Ivory merasa rendah diri. Ia merasa tak pantas bersanding dengan Aaron walau pun hanya dalam permainan semata. Bagaimana bisa Aaron mau dengannya? Ia hanya lah kaum rendahan yang tak memiliki keistimewaan. Sementara Aaron memiliki hampir segalanya.

Omong-omong, tepukan di pipi tak berhasil.

Apa lagi yang harus Ivory lakukan sementara tamunya sudah menunggunya sejak seperempat jam yang lalu?

Mau tak mau ia harus melakukannya.

"Aww! Sakit!"

Tangannya akhirnya terlepas dari pelukan Aaron. Ia menatap pria yang mengaduh kesakitan itu sembari menahan rasa takut. Sikapnya kali ini memang cukup lancang.

"Maafkan aku, tapi kau tak mau bangun," cicit Ivory. Ia memeriksa lengan atas Aaron yang tertutupi kaus hitam yang dikenakan pria itu.

"Kenapa harus dicubit? Sakit, Ivory," rengek Aaron.

Ivory mengusap-usap tempat di mana ia baru saja mencubit pasangannya. Bagian itu memerah, membuatnya semakin merasa bersalah. Ia mengucap maaf berkali-kali sambil tak henti mengusap kulit Aaron.

"Habisnya kau tak mau bangun. Sudah lima belas menit aku membangunkanmu. Aku tak enak pada tamumu," ujar Ivory membela diri.

"Tamu?" beo Aaron. Tangan kanannya mengusap bekas cubitan di lengan kiri, sementara tangan kiri digunakannya untuk menggosok kedua matanya.

Ivory mengangguk dua kali. "Dia sudah menunggumu dari tadi," ucapnya. "Bangun lah. Aku tak enak membuat mereka menunggu."

Tak berapa lama mereka berdua pun bergegas keluar untuk menemui sosok yang telah menunggu si pemilik rumah sedari tadi, dengan Aaron yang tentunya telah mencuci mukanya.

"Selamat pagi, Tuan Magnifico," sapa salah satu tamu.

"Selamat pagi," sahut Aaron dengan suara seraknya.

Ivory yang merasa tak memiliki kapasitas apa pun di antara mereka memilih untuk menyingkir dan pergi ke arah dapur.

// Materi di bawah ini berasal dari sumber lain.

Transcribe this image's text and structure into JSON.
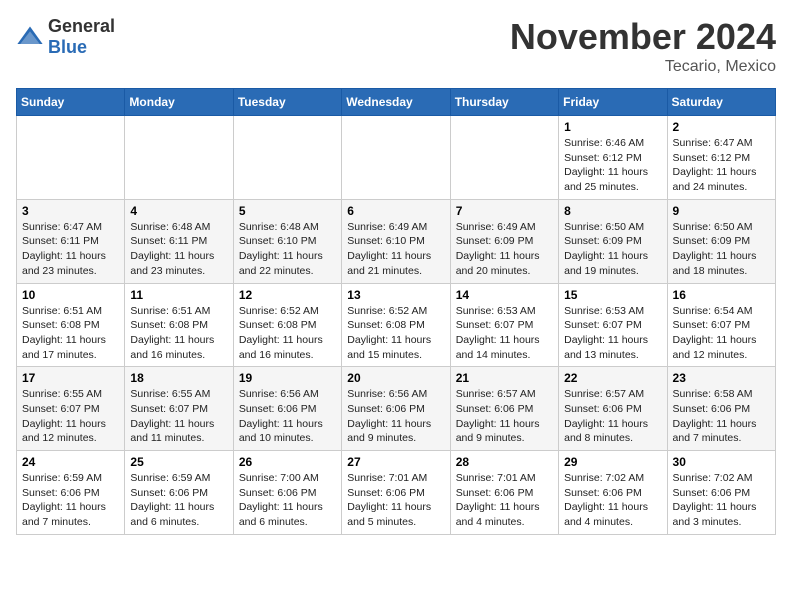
{
  "logo": {
    "general": "General",
    "blue": "Blue"
  },
  "header": {
    "month": "November 2024",
    "location": "Tecario, Mexico"
  },
  "weekdays": [
    "Sunday",
    "Monday",
    "Tuesday",
    "Wednesday",
    "Thursday",
    "Friday",
    "Saturday"
  ],
  "weeks": [
    [
      {
        "day": "",
        "info": ""
      },
      {
        "day": "",
        "info": ""
      },
      {
        "day": "",
        "info": ""
      },
      {
        "day": "",
        "info": ""
      },
      {
        "day": "",
        "info": ""
      },
      {
        "day": "1",
        "info": "Sunrise: 6:46 AM\nSunset: 6:12 PM\nDaylight: 11 hours and 25 minutes."
      },
      {
        "day": "2",
        "info": "Sunrise: 6:47 AM\nSunset: 6:12 PM\nDaylight: 11 hours and 24 minutes."
      }
    ],
    [
      {
        "day": "3",
        "info": "Sunrise: 6:47 AM\nSunset: 6:11 PM\nDaylight: 11 hours and 23 minutes."
      },
      {
        "day": "4",
        "info": "Sunrise: 6:48 AM\nSunset: 6:11 PM\nDaylight: 11 hours and 23 minutes."
      },
      {
        "day": "5",
        "info": "Sunrise: 6:48 AM\nSunset: 6:10 PM\nDaylight: 11 hours and 22 minutes."
      },
      {
        "day": "6",
        "info": "Sunrise: 6:49 AM\nSunset: 6:10 PM\nDaylight: 11 hours and 21 minutes."
      },
      {
        "day": "7",
        "info": "Sunrise: 6:49 AM\nSunset: 6:09 PM\nDaylight: 11 hours and 20 minutes."
      },
      {
        "day": "8",
        "info": "Sunrise: 6:50 AM\nSunset: 6:09 PM\nDaylight: 11 hours and 19 minutes."
      },
      {
        "day": "9",
        "info": "Sunrise: 6:50 AM\nSunset: 6:09 PM\nDaylight: 11 hours and 18 minutes."
      }
    ],
    [
      {
        "day": "10",
        "info": "Sunrise: 6:51 AM\nSunset: 6:08 PM\nDaylight: 11 hours and 17 minutes."
      },
      {
        "day": "11",
        "info": "Sunrise: 6:51 AM\nSunset: 6:08 PM\nDaylight: 11 hours and 16 minutes."
      },
      {
        "day": "12",
        "info": "Sunrise: 6:52 AM\nSunset: 6:08 PM\nDaylight: 11 hours and 16 minutes."
      },
      {
        "day": "13",
        "info": "Sunrise: 6:52 AM\nSunset: 6:08 PM\nDaylight: 11 hours and 15 minutes."
      },
      {
        "day": "14",
        "info": "Sunrise: 6:53 AM\nSunset: 6:07 PM\nDaylight: 11 hours and 14 minutes."
      },
      {
        "day": "15",
        "info": "Sunrise: 6:53 AM\nSunset: 6:07 PM\nDaylight: 11 hours and 13 minutes."
      },
      {
        "day": "16",
        "info": "Sunrise: 6:54 AM\nSunset: 6:07 PM\nDaylight: 11 hours and 12 minutes."
      }
    ],
    [
      {
        "day": "17",
        "info": "Sunrise: 6:55 AM\nSunset: 6:07 PM\nDaylight: 11 hours and 12 minutes."
      },
      {
        "day": "18",
        "info": "Sunrise: 6:55 AM\nSunset: 6:07 PM\nDaylight: 11 hours and 11 minutes."
      },
      {
        "day": "19",
        "info": "Sunrise: 6:56 AM\nSunset: 6:06 PM\nDaylight: 11 hours and 10 minutes."
      },
      {
        "day": "20",
        "info": "Sunrise: 6:56 AM\nSunset: 6:06 PM\nDaylight: 11 hours and 9 minutes."
      },
      {
        "day": "21",
        "info": "Sunrise: 6:57 AM\nSunset: 6:06 PM\nDaylight: 11 hours and 9 minutes."
      },
      {
        "day": "22",
        "info": "Sunrise: 6:57 AM\nSunset: 6:06 PM\nDaylight: 11 hours and 8 minutes."
      },
      {
        "day": "23",
        "info": "Sunrise: 6:58 AM\nSunset: 6:06 PM\nDaylight: 11 hours and 7 minutes."
      }
    ],
    [
      {
        "day": "24",
        "info": "Sunrise: 6:59 AM\nSunset: 6:06 PM\nDaylight: 11 hours and 7 minutes."
      },
      {
        "day": "25",
        "info": "Sunrise: 6:59 AM\nSunset: 6:06 PM\nDaylight: 11 hours and 6 minutes."
      },
      {
        "day": "26",
        "info": "Sunrise: 7:00 AM\nSunset: 6:06 PM\nDaylight: 11 hours and 6 minutes."
      },
      {
        "day": "27",
        "info": "Sunrise: 7:01 AM\nSunset: 6:06 PM\nDaylight: 11 hours and 5 minutes."
      },
      {
        "day": "28",
        "info": "Sunrise: 7:01 AM\nSunset: 6:06 PM\nDaylight: 11 hours and 4 minutes."
      },
      {
        "day": "29",
        "info": "Sunrise: 7:02 AM\nSunset: 6:06 PM\nDaylight: 11 hours and 4 minutes."
      },
      {
        "day": "30",
        "info": "Sunrise: 7:02 AM\nSunset: 6:06 PM\nDaylight: 11 hours and 3 minutes."
      }
    ]
  ]
}
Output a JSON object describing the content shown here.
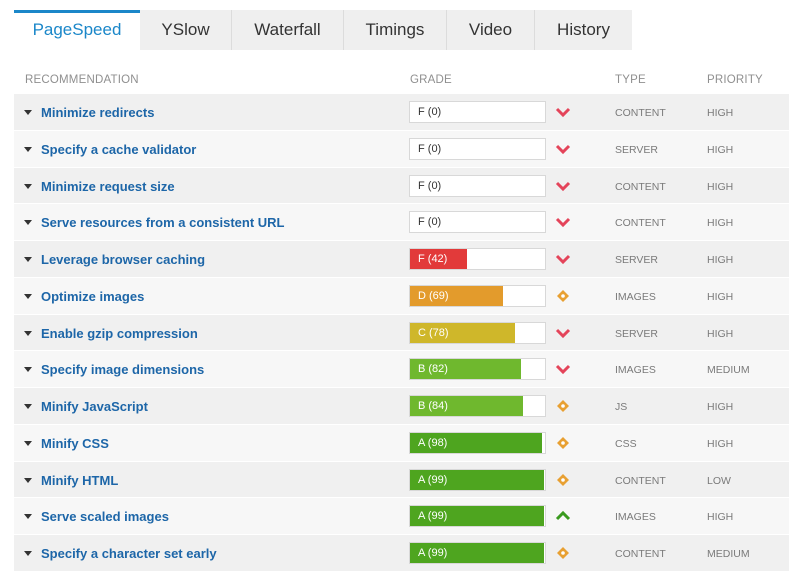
{
  "tabs": [
    {
      "label": "PageSpeed",
      "active": true
    },
    {
      "label": "YSlow",
      "active": false
    },
    {
      "label": "Waterfall",
      "active": false
    },
    {
      "label": "Timings",
      "active": false
    },
    {
      "label": "Video",
      "active": false
    },
    {
      "label": "History",
      "active": false
    }
  ],
  "columns": {
    "recommendation": "RECOMMENDATION",
    "grade": "GRADE",
    "type": "TYPE",
    "priority": "PRIORITY"
  },
  "grade_colors": {
    "F_zero": "#ffffff",
    "F": "#e23a3a",
    "D": "#e39b2c",
    "C": "#cfb72a",
    "B": "#6fb82e",
    "A": "#4ea51f"
  },
  "indicator_colors": {
    "chevron-down": "#e4445a",
    "diamond": "#e8a032",
    "chevron-up": "#3a9a1e"
  },
  "rows": [
    {
      "recommendation": "Minimize redirects",
      "grade": "F (0)",
      "score": 0,
      "letter": "F",
      "indicator": "chevron-down",
      "type": "CONTENT",
      "priority": "HIGH"
    },
    {
      "recommendation": "Specify a cache validator",
      "grade": "F (0)",
      "score": 0,
      "letter": "F",
      "indicator": "chevron-down",
      "type": "SERVER",
      "priority": "HIGH"
    },
    {
      "recommendation": "Minimize request size",
      "grade": "F (0)",
      "score": 0,
      "letter": "F",
      "indicator": "chevron-down",
      "type": "CONTENT",
      "priority": "HIGH"
    },
    {
      "recommendation": "Serve resources from a consistent URL",
      "grade": "F (0)",
      "score": 0,
      "letter": "F",
      "indicator": "chevron-down",
      "type": "CONTENT",
      "priority": "HIGH"
    },
    {
      "recommendation": "Leverage browser caching",
      "grade": "F (42)",
      "score": 42,
      "letter": "F",
      "indicator": "chevron-down",
      "type": "SERVER",
      "priority": "HIGH"
    },
    {
      "recommendation": "Optimize images",
      "grade": "D (69)",
      "score": 69,
      "letter": "D",
      "indicator": "diamond",
      "type": "IMAGES",
      "priority": "HIGH"
    },
    {
      "recommendation": "Enable gzip compression",
      "grade": "C (78)",
      "score": 78,
      "letter": "C",
      "indicator": "chevron-down",
      "type": "SERVER",
      "priority": "HIGH"
    },
    {
      "recommendation": "Specify image dimensions",
      "grade": "B (82)",
      "score": 82,
      "letter": "B",
      "indicator": "chevron-down",
      "type": "IMAGES",
      "priority": "MEDIUM"
    },
    {
      "recommendation": "Minify JavaScript",
      "grade": "B (84)",
      "score": 84,
      "letter": "B",
      "indicator": "diamond",
      "type": "JS",
      "priority": "HIGH"
    },
    {
      "recommendation": "Minify CSS",
      "grade": "A (98)",
      "score": 98,
      "letter": "A",
      "indicator": "diamond",
      "type": "CSS",
      "priority": "HIGH"
    },
    {
      "recommendation": "Minify HTML",
      "grade": "A (99)",
      "score": 99,
      "letter": "A",
      "indicator": "diamond",
      "type": "CONTENT",
      "priority": "LOW"
    },
    {
      "recommendation": "Serve scaled images",
      "grade": "A (99)",
      "score": 99,
      "letter": "A",
      "indicator": "chevron-up",
      "type": "IMAGES",
      "priority": "HIGH"
    },
    {
      "recommendation": "Specify a character set early",
      "grade": "A (99)",
      "score": 99,
      "letter": "A",
      "indicator": "diamond",
      "type": "CONTENT",
      "priority": "MEDIUM"
    }
  ]
}
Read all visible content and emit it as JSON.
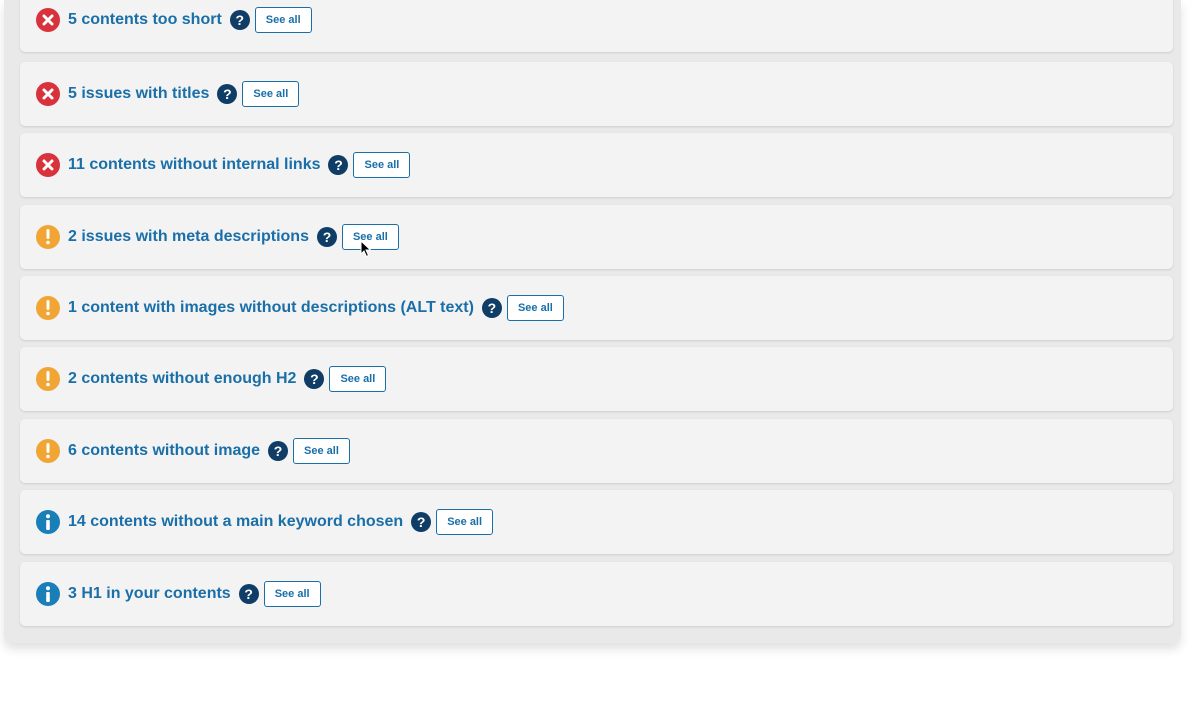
{
  "see_all_label": "See all",
  "help_glyph": "?",
  "colors": {
    "error": "#d8323c",
    "warning": "#f0a535",
    "info": "#1a7fb8",
    "link": "#1a6fa8",
    "help": "#0f3d66"
  },
  "issues": [
    {
      "severity": "error",
      "icon": "x-circle-icon",
      "label": "5 contents too short"
    },
    {
      "severity": "error",
      "icon": "x-circle-icon",
      "label": "5 issues with titles"
    },
    {
      "severity": "error",
      "icon": "x-circle-icon",
      "label": "11 contents without internal links"
    },
    {
      "severity": "warning",
      "icon": "exclamation-circle-icon",
      "label": "2 issues with meta descriptions"
    },
    {
      "severity": "warning",
      "icon": "exclamation-circle-icon",
      "label": "1 content with images without descriptions (ALT text)"
    },
    {
      "severity": "warning",
      "icon": "exclamation-circle-icon",
      "label": "2 contents without enough H2"
    },
    {
      "severity": "warning",
      "icon": "exclamation-circle-icon",
      "label": "6 contents without image"
    },
    {
      "severity": "info",
      "icon": "info-circle-icon",
      "label": "14 contents without a main keyword chosen"
    },
    {
      "severity": "info",
      "icon": "info-circle-icon",
      "label": "3 H1 in your contents"
    }
  ]
}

Ia memutuskan untuk membuat sarapan bagi mereka berdua.

Gadis berusia dua puluh tahun itu sejenak tertegun melihat begitu luasnya dapur di rumah Aaron. Segalanya begitu rapih dan mengkilat. Pasti semuanya bernilai mahal.

"Aku harus hati-hati saat menyentuhnya," ucapnya pada diri sendiri. "Salah pegang bisa-bisa rusak."

Dan ia pun mencoba mengenali sekitarnya.

Tangannya menyentuh pisau bermata tajam dengan berbagai ukuran itu dengan hati-hati. Ia meraba-raba penggorengan dan kompor ajaib yang tak perlu menggunakan tabung gas. Kompor itu jelas belum pernah ia gunakan sebelumnya. Di daerahnya, tak ada seorang pun yang memliki kitchen set sebagus ini. Ia masih bingung bagaimana cara menggunakannya.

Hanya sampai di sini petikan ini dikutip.